Abstract

Abstract Introduction We assessed the feasibility of hippocampal sparing in adults with primary brain tumours using Intensity Modulated Proton Therapy (IMPT) and compared this with Intensity Modulated Radiotherapy (IMRT) and 3D-Conformal Radiotherapy (3DCRT). Methods and Materials 20 patients were identified, and each patient underwent a radiotherapy planning CT scan and 2 MRI scans. A pre-operative diagnostic MRI scan was fused with the planning CT and used for target delineation and a dedicated 3T MRI scan at the time of planning was fused with the CT for hippocampus delineation. 3 hippocampal sparing plans were generated for each patient with specific prescriptions (54Gy/30 fractions, 60Gy/30 fractions and 59.4Gy/33 fractions) using IMPT, IMRT and 3DCRT. Hippocampal sparing was defined as median dose to contralateral hippocampus ≤25Gy without compromising target coverage and organ at risk dose constraints. Results Hippocampal sparing was achieved in 19 patients (95%) with IMPT, 16 patients (80%) with IMRT and 13 patients (65%) with 3DCRT. The largest median hippocampal dose reduction was seen with IMPT, with a mean median hippocampal dose of 4.8Gy (range: 0.0Gy-24.9Gy), 14.6Gy (range: 1.9Gy-21.7Gy), and 16.2Gy (range: 2.3Gy-25.0Gy) for IMPT, IMRT and 3DCRT respectively.

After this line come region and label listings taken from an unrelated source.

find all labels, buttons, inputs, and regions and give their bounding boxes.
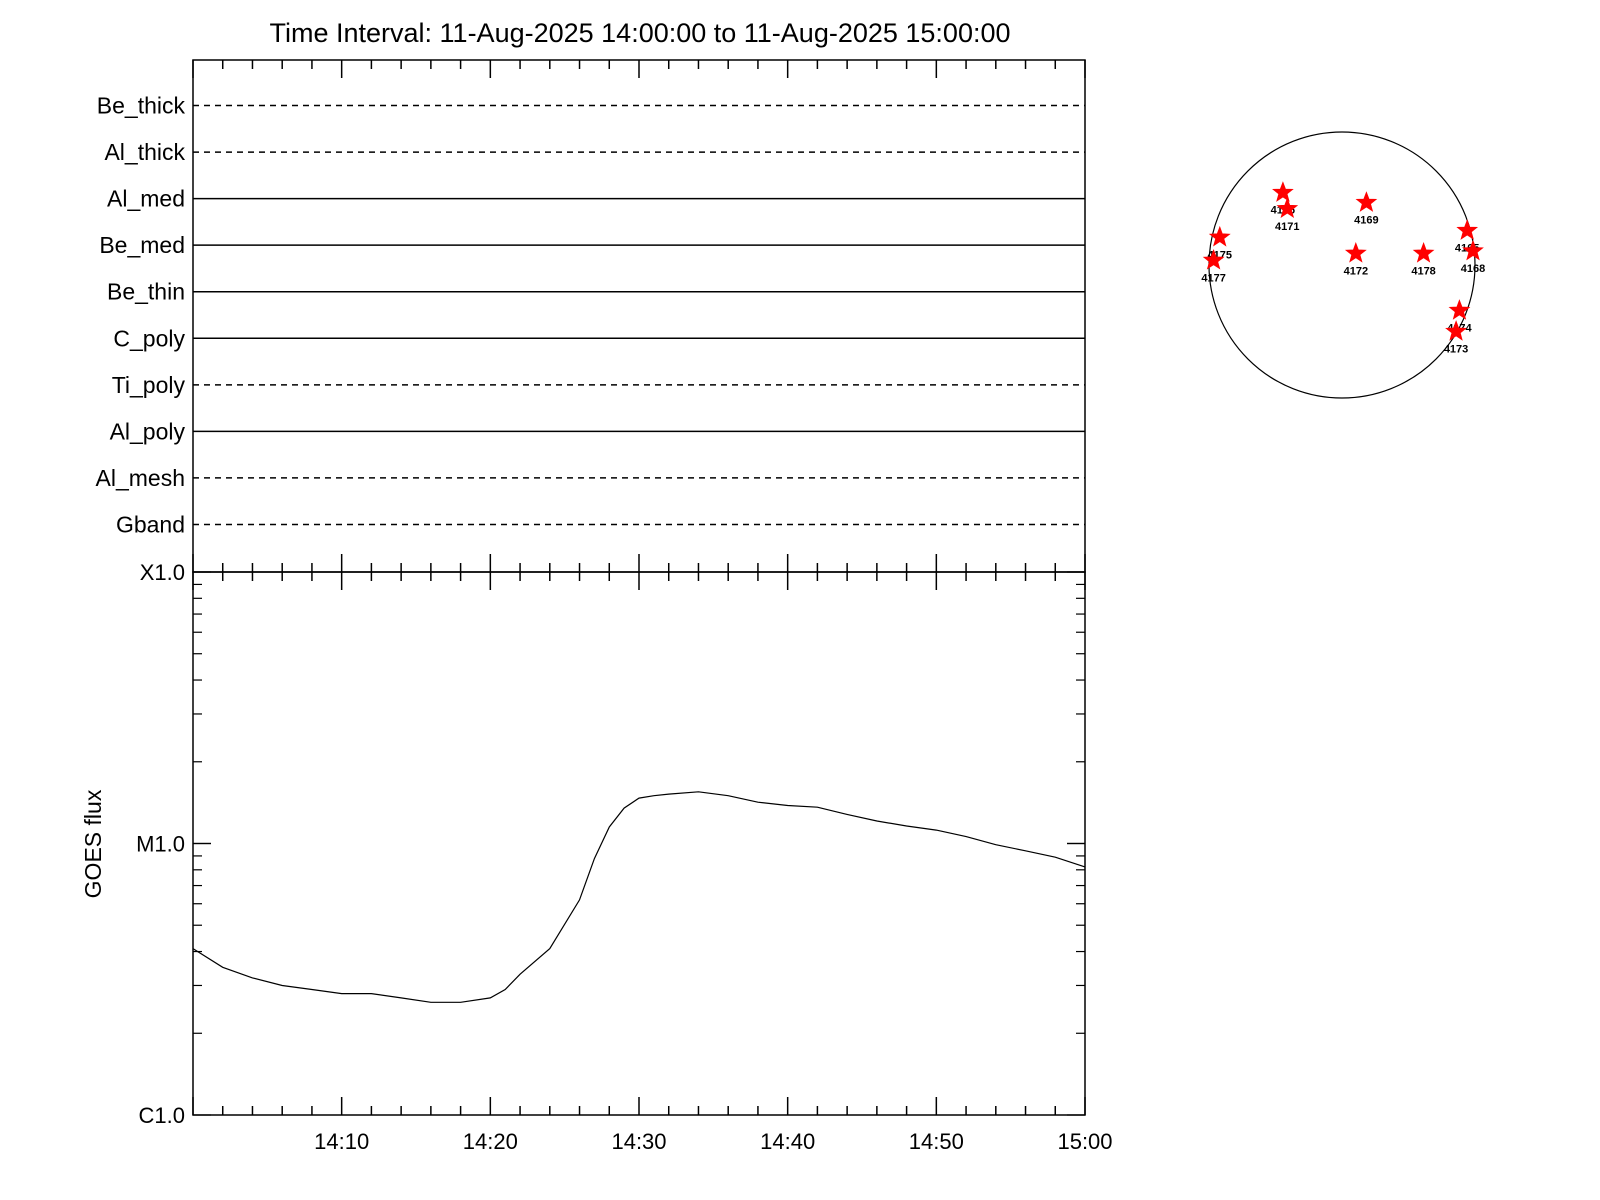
active-region-label: 4172 bbox=[1344, 265, 1368, 277]
y-tick-label: X1.0 bbox=[140, 560, 185, 585]
solar-disk-map: 4176417141694175417741724178416541684174… bbox=[1201, 131, 1485, 399]
x-tick-label: 14:10 bbox=[314, 1129, 369, 1154]
filter-row-label: C_poly bbox=[113, 325, 185, 351]
active-region-marker bbox=[1412, 241, 1435, 263]
active-region-label: 4173 bbox=[1444, 344, 1468, 356]
y-axis-label: GOES flux bbox=[80, 789, 106, 898]
goes-flux-line bbox=[192, 791, 1086, 1003]
filter-row-label: Al_mesh bbox=[96, 465, 185, 491]
filter-row-label: Be_med bbox=[99, 232, 185, 258]
active-region-marker bbox=[1445, 320, 1467, 341]
filter-row-label: Al_med bbox=[107, 186, 185, 212]
x-tick-label: 14:30 bbox=[611, 1129, 666, 1154]
active-region-marker bbox=[1448, 299, 1471, 320]
active-region-marker bbox=[1456, 219, 1479, 240]
flux-plot-frame bbox=[192, 571, 1086, 1116]
filter-row-label: Al_poly bbox=[110, 418, 186, 444]
y-tick-label: M1.0 bbox=[136, 832, 185, 857]
active-region-marker bbox=[1202, 248, 1225, 270]
active-region-label: 4177 bbox=[1201, 272, 1225, 284]
active-region-marker bbox=[1276, 197, 1299, 219]
active-region-label: 4178 bbox=[1411, 265, 1435, 277]
x-tick-label: 15:00 bbox=[1057, 1129, 1112, 1154]
x-tick-label: 14:50 bbox=[909, 1129, 964, 1154]
active-region-marker bbox=[1272, 181, 1294, 202]
chart-title: Time Interval: 11-Aug-2025 14:00:00 to 1… bbox=[270, 18, 1011, 48]
x-tick-label: 14:40 bbox=[760, 1129, 815, 1154]
active-region-label: 4171 bbox=[1275, 221, 1299, 233]
filter-panel-frame bbox=[192, 59, 1086, 573]
filter-row-label: Gband bbox=[116, 511, 185, 537]
active-region-marker bbox=[1344, 241, 1367, 263]
filter-row-label: Be_thin bbox=[107, 279, 185, 305]
active-region-label: 4169 bbox=[1354, 215, 1378, 227]
y-tick-label: C1.0 bbox=[139, 1103, 185, 1128]
filter-row-label: Be_thick bbox=[97, 93, 186, 119]
active-region-marker bbox=[1355, 191, 1378, 212]
filter-row-label: Ti_poly bbox=[112, 372, 186, 398]
active-region-marker bbox=[1462, 239, 1484, 261]
filter-row-label: Al_thick bbox=[104, 139, 185, 165]
goes-flux-panel: 14:10 14:20 14:30 14:40 14:50 15:00 C1.0 M1.0 X1… bbox=[80, 560, 1113, 1154]
active-region-marker bbox=[1208, 225, 1231, 247]
filter-panel: Be_thick Al_thick Al_med Be_med Be_thin C_pol… bbox=[96, 59, 1086, 573]
active-region-label: 4168 bbox=[1461, 263, 1485, 275]
x-tick-label: 14:20 bbox=[463, 1129, 518, 1154]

Hippocampal sparing IMPT failed in one case with the largest tumour volume (650cc) where 2/3 of the hippocampus overlapped the target volume. Conclusion IMPT as compared to IMRT and 3DCRT plans showed a trend towards significant and effective hippocampal sparing in adult patients with primary brain tumours. We are currently evaluating this in a larger patient cohort and comparing IMPT with VMAT.